Dados apontam insatisfação do consumidor com planos de saúde e movimentações na área da saúde privada
Os últimos números divulgados pela Agência Nacional de Saúde Suplementar (ANS) sobre queixas nas ouvidorias dos planos de saúde mostram uma clara insatisfação do consumidor diante das movimentações que têm ocorrido na área da saúde privada, em especial sobre a rede credenciada. O Relatório de Atendimento de Ouvidorias, documento publicado pela ANS, apura os atendimentos do ano base 2021 das 1.064 operadoras com ouvidorias cadastradas no sistema da ANS e que repassaram os dados para a autarquia. O objetivo é verificar os impactos das normas estabelecidas através das demandas dos beneficiários.
Os números não são nada positivos. O documento aponta que 24% das mais de 700 mil demandas recebidas estão relacionadas à “Rede credenciada/referenciada” e podem ser explicadas se refletirmos sobre o processo de contratação de um plano de saúde como um todo. A lista ainda traz reclamações em relação ao SAC (20,6%); Financeiro (19,2%), que envolvem problemas com cobranças, reembolso, reajustes e boletos; Administrativo (18,2%), cujo teor envolve contratos, cancelamentos e temas sobre relação comercial; e Cobertura Assistencial (17,9%), que trata de negativas de cobertura e atendimento, autorizações e rol de procedimentos.
Vamos tratar neste artigo o principal motivo das queixas dos beneficiários e de que forma questões regulatórias podem evitar esse descontentamento. O fator mais importante, independentemente do valor do convênio, é a rede credenciada: quais são os hospitais, clínicas e laboratórios que poderão ser utilizados?

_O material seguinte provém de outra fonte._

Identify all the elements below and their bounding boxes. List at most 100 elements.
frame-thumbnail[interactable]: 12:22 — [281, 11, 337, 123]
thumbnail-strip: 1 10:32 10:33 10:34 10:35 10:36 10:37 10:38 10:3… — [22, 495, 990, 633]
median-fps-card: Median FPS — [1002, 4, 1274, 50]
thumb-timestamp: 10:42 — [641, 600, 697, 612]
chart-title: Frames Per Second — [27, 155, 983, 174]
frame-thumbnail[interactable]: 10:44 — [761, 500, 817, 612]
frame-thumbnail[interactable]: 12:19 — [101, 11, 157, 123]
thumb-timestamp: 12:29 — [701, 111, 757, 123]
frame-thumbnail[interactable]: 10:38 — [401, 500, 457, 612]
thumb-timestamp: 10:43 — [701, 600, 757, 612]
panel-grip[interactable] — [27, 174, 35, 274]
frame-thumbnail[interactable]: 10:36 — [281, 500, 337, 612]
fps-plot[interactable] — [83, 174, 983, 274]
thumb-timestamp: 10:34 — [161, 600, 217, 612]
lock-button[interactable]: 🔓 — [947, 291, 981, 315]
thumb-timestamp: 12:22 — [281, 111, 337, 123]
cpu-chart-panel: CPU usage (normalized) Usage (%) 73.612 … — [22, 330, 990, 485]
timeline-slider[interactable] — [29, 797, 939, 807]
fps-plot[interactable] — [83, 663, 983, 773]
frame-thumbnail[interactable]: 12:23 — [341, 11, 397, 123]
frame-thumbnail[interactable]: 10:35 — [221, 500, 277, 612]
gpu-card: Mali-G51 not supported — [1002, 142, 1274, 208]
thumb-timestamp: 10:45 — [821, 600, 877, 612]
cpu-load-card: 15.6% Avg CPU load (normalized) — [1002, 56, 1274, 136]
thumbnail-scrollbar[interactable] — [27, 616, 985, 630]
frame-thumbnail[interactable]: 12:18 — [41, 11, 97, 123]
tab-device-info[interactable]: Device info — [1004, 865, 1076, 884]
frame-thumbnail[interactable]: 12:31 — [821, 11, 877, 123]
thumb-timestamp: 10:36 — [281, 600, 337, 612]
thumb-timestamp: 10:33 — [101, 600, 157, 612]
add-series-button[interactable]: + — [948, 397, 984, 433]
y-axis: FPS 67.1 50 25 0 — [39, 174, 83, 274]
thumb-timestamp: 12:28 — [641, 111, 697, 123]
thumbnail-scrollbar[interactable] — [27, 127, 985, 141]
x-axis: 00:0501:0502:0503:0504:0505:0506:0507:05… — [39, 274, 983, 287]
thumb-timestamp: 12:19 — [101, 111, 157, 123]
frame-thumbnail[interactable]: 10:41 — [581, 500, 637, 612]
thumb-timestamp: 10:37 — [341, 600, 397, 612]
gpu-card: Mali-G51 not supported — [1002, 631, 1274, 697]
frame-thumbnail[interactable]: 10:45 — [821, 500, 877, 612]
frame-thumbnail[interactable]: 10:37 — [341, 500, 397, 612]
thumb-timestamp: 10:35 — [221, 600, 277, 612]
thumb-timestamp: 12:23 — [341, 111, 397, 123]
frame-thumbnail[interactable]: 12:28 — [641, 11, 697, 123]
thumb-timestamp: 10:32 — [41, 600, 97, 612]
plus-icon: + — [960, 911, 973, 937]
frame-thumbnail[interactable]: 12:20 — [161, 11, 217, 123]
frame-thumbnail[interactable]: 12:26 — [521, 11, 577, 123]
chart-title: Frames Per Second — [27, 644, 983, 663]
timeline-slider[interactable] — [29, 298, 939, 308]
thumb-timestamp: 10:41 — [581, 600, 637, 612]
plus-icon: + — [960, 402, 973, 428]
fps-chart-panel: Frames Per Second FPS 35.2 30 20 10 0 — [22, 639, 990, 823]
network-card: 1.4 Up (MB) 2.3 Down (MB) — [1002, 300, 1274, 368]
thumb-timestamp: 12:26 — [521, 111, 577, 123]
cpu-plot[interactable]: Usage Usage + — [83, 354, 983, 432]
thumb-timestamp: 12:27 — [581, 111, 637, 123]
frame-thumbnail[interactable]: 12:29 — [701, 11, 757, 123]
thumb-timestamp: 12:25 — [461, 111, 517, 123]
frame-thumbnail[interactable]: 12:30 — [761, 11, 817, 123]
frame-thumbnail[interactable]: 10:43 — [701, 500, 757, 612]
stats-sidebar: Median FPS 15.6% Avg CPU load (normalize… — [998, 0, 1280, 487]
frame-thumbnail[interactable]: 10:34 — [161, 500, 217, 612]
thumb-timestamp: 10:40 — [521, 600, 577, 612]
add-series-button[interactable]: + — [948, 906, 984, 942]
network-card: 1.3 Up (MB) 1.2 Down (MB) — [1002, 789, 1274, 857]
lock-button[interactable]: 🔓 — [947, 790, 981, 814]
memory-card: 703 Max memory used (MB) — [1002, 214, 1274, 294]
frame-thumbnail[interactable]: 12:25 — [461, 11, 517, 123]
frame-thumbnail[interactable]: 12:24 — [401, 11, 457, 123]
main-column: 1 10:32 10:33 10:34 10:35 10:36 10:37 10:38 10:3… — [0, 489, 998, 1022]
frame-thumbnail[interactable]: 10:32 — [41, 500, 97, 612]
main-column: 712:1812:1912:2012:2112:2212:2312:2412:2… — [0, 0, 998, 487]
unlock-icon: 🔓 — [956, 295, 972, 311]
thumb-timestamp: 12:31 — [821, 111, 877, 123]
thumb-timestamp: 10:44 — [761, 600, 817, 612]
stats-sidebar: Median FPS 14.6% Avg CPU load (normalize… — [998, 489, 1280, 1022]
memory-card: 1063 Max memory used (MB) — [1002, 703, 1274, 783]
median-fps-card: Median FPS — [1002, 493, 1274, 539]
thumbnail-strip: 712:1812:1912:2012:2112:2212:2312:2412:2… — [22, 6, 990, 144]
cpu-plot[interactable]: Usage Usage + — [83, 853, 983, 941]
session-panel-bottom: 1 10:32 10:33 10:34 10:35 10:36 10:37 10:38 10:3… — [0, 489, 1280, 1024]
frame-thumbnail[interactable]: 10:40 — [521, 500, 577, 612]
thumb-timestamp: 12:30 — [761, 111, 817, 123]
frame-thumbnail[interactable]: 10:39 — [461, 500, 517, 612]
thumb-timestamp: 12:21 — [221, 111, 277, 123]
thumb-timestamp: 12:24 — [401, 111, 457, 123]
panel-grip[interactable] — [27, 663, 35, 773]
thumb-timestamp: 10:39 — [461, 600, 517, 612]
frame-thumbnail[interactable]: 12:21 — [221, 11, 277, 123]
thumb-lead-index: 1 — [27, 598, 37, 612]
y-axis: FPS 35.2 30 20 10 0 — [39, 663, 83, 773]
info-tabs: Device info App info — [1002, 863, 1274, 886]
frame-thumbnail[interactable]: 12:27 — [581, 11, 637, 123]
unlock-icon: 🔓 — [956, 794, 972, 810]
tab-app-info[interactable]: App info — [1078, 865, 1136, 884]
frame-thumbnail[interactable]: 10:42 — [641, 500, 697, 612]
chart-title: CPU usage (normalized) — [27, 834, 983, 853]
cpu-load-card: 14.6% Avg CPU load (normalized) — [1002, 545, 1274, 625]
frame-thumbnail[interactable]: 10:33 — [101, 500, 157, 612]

Ninguém contrata um plano de saúde esperando que na hora de utilizar o convênio vai encontrar dificuldades para agendar consultas, cirurgias ou exames. Mas não é o que tem ocorrido. Todas as operadoras são obrigadas a apresentar em seus sites as informações sobre a rede credenciada e comunicar aos consumidores qualquer mudança que haja no plano depois da contratação.
Lembrando que isso é uma exceção à regra. A farra dos descredenciamentos não pode ocorrer ao bel prazer das empresas. O Art. 17 da Lei 9.656/98 prevê que a inclusão de qualquer prestador de serviço contratado, referenciado ou credenciado deve ter compromisso com os consumidores durante a vigência do acordo. Porém, as operadoras estão descumprindo as regras ao redimensionar a rede hospitalar. Ou seja, retiram um hospital ou clínica da rede credenciada, não comunicam o consumidor e não inserem uma nova unidade prestadora de serviço nas mesmas condições da anterior.
Apesar da lei dos planos de saúde prever o compromisso do convênio com os consumidores em relação à manutenção dos serviços e contratos, existe a possibilidade de remover um prestador de serviço, desde que a substituição “seja por outro prestador equivalente e mediante comunicação aos consumidores com 30 (trinta) dias de antecedência”. Até esse comunicado é desrespeitado, visto que muitos consumidores descobrem a ausência do prestador de serviço apenas no momento em que agenda uma consulta ou exame.
Essas irregularidades podem ser denunciadas na ANS. Segundo regras da autarquia, não comunicar mudanças na rede hospitalar é uma irregularidade que pode ser punida com aplicação de multa.
Essa tem sido uma jogada cada vez mais batida, principalmente, pelos grandes conglomerados da saúde. Em movimentações de compra, fusão ou aquisição, normalmente envolvendo operadoras e redes de clínicas ou hospitais, a lista de prestadores de serviço sofre uma fragmentação, causando retrocesso para o mercado suplementar e desgaste para o consumidor.
Casos recentes demonstraram que há, inclusive, descontentamento dos próprios agentes do mercado, que alegam, entre outros pontos, a maior concentração no setor de saúde em determinadas cidades, elevação das barreiras para entrada nos mercados que são impactados pela operação, conflitos de interesses e transferência de informações sensíveis do setor.
Embora o Conselho Administrativo de Defesa Econômica (Cade) seja o órgão responsável pela aprovação dessas movimentações, a ANS também possui poder para barrar ou questionar as transações. No entanto, fica assistindo a esse impasse que gera a verticalização do mercado, fazendo vista grossa para as movimentações do setor.
Apesar de ter instituído o relatório das ouvidorias dos planos de saúde, o que a sociedade espera é de que forma esses dados serão usados para trazer mais transparência para as relações de consumo e previsibilidade para o consumidor e para o mercado. Na agenda regulatória para o próximo triênio nenhum desses pontos foi mencionado. Enquanto isso, a inércia da autarquia afoga o Poder Judiciário.